Children have the amazing ability to be fully in the moment. Their young minds are not crowded by the fears of the future or the failures of the past, or what every other person is the room might be thinking about them. They are blissfully uninhibited and un-self-conscious and simply enjoy being in the moment, and are fully into the moment they are in. Have you noticed that the sadness or happiness involved around a small thing can seem so large, but is also quite fleeting? That is a child, living in the moment.

Jesus says we are to come like those little children– he doesn’t mean with those kinds of fleeting emotions, but with their kind of trusting faith.

In fact, Jesus himself came into this world as one of us, as a little baby. He didn’t come to earth as a grown man. Nor did he come as a spiritual being only. He came as a human baby, in the most helpless, fragile, vulnerable way he could have come. God’s son came as a human baby! Perhaps many of us who have grown up with the story of Christmas, sung Christmas carols, seen countless Nativity stories, etc., have lost some of the wonder of that miracle. Jesus, God on earth, came as a baby, in human form!

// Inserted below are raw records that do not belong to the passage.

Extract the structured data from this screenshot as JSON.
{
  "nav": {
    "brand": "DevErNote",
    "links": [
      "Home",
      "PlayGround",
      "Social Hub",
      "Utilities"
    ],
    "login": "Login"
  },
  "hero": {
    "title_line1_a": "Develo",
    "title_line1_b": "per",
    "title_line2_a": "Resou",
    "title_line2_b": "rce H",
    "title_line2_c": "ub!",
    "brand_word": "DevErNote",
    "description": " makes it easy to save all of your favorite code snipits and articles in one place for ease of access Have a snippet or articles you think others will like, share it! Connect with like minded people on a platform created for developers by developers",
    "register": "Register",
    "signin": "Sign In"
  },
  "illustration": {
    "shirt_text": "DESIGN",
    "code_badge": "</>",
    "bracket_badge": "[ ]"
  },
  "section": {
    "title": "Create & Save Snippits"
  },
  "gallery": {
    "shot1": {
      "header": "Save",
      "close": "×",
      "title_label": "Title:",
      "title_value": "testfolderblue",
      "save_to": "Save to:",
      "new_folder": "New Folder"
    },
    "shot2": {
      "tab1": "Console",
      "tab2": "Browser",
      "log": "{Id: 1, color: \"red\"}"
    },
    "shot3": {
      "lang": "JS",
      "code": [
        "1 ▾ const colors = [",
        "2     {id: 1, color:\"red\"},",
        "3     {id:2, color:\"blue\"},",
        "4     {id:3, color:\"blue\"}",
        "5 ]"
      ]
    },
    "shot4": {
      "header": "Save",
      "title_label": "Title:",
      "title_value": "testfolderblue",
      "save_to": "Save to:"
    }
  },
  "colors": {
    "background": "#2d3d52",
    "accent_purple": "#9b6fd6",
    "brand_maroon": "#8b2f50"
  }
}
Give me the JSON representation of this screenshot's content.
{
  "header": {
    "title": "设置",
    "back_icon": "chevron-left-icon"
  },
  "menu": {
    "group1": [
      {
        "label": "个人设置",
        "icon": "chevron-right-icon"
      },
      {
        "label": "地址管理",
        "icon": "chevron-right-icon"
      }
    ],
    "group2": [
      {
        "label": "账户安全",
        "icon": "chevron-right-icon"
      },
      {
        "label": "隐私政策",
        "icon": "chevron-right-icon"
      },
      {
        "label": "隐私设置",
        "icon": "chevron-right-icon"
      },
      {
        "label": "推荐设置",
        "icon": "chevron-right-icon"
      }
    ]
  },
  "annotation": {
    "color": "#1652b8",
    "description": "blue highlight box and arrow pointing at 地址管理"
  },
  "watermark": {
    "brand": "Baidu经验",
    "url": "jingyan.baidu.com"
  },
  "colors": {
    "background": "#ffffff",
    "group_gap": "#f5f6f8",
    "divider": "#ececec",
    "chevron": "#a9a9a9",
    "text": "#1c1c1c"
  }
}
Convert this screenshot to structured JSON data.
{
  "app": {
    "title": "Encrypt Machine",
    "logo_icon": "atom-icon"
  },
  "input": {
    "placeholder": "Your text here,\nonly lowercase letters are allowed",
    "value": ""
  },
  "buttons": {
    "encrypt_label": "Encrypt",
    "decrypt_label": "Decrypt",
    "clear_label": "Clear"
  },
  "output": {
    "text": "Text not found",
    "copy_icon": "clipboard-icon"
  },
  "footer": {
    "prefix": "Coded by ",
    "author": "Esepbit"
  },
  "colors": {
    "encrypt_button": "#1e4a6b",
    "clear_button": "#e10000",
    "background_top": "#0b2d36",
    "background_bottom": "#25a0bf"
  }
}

He had to grow up in the same way that little boys do today. He had to learn how to talk and how to walk. He probably spilled his milk. He probably fell down and scraped his knees and cried because of the pain. The Bible clearly tells us he experienced everything we as humans do. By coming as a human, and growing up, he has the capacity to understand us fully in our humanness.

I am marveling today about that little baby boy, Jesus, God in flesh. It almost sounds trite today, since we are so used to hearing about the baby born at Christmas, but it is an astounding occurrence! A supernatural event. Something that would change the course of human history— and shows us God’s heart for mankind. “God loved us so much He sent His only begotten son…” (John 3:16).

Oh, how sweet the Father’s love for us…what a privilege and joy it is to be able to rest and marvel in the miracle that God made a way for a sinner like me. That is something to be thankful for. No other Christmas gift is needed. His gift of love for me is quite enough for a lifetime…for eternity. That is Christmas!